4. They are quite interested in a study of the disabled population and accepted my suggestion of obtaining more information about this population including age and diagnosis data. The diagnosis data may come from fee-for-service claim forms or from pharmacy data.
5. They are very interested in getting information from the UCI Faculty Medical Group data about the care of AIDS patients and about a recent study of diabetic patients’ care. CalOPTIMA has been considering a study of HbA1C data on diabetics to determine the quality of diabetic care in the program. They accept the premise, recently reported in the NEJM, that intensive care of diabetics, while more expensive in the short run, is cost effective in that it prevents expensive complications in the long run.
6. They recommended several consultants on data sources including MediCal paid claims data and UHDDS hospital data. I will contact these consultants and inquire about what data is available and what the costs are. This may be a source to replace my collaborator in New Hampshire who is very busy now.
7. The CalOPTIMA person who handles the disabled beneficiaries records will contact me with more information on this population.

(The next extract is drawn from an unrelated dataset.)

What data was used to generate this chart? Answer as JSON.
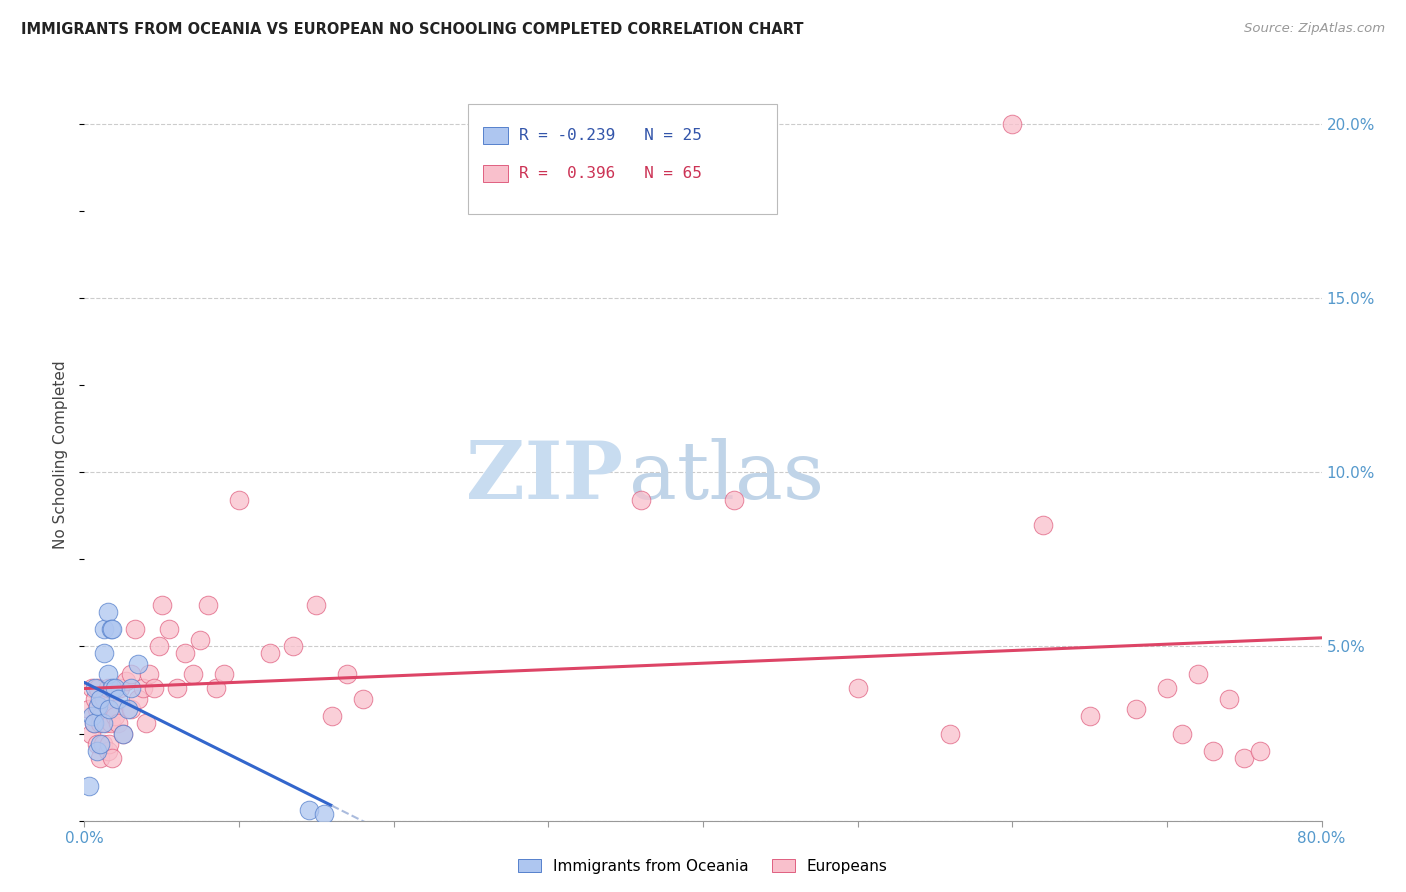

8. We will meet again in a month or two. They are not yet ready to plan a grant proposal. There is no grant cycle for California Endowment and a new sister foundation is coming on line which may be more appropriate for this type of proposal.
9. They are very interested in having a liaison with UCI and are very interested in getting data on the AIDS cases treated by the UCI medical group. This is the largest MediCal AIDS population in the county. We talked about the new emphasis on funding pharmacological treatment rather than social services for AIDS patients which is creating some tension in the AIDS community. As AIDS patients show marked improvement with drug therapy there is more pressure for the funding to go to drug procurement rather than hospice-type services. The Wall Street Journal had an article on this subject the day of the meeting.
10. I am willing to function in the liaison role if the UCI medical group and the other UCI departments are willing to cooperate. This could lead to several worthwhile projects.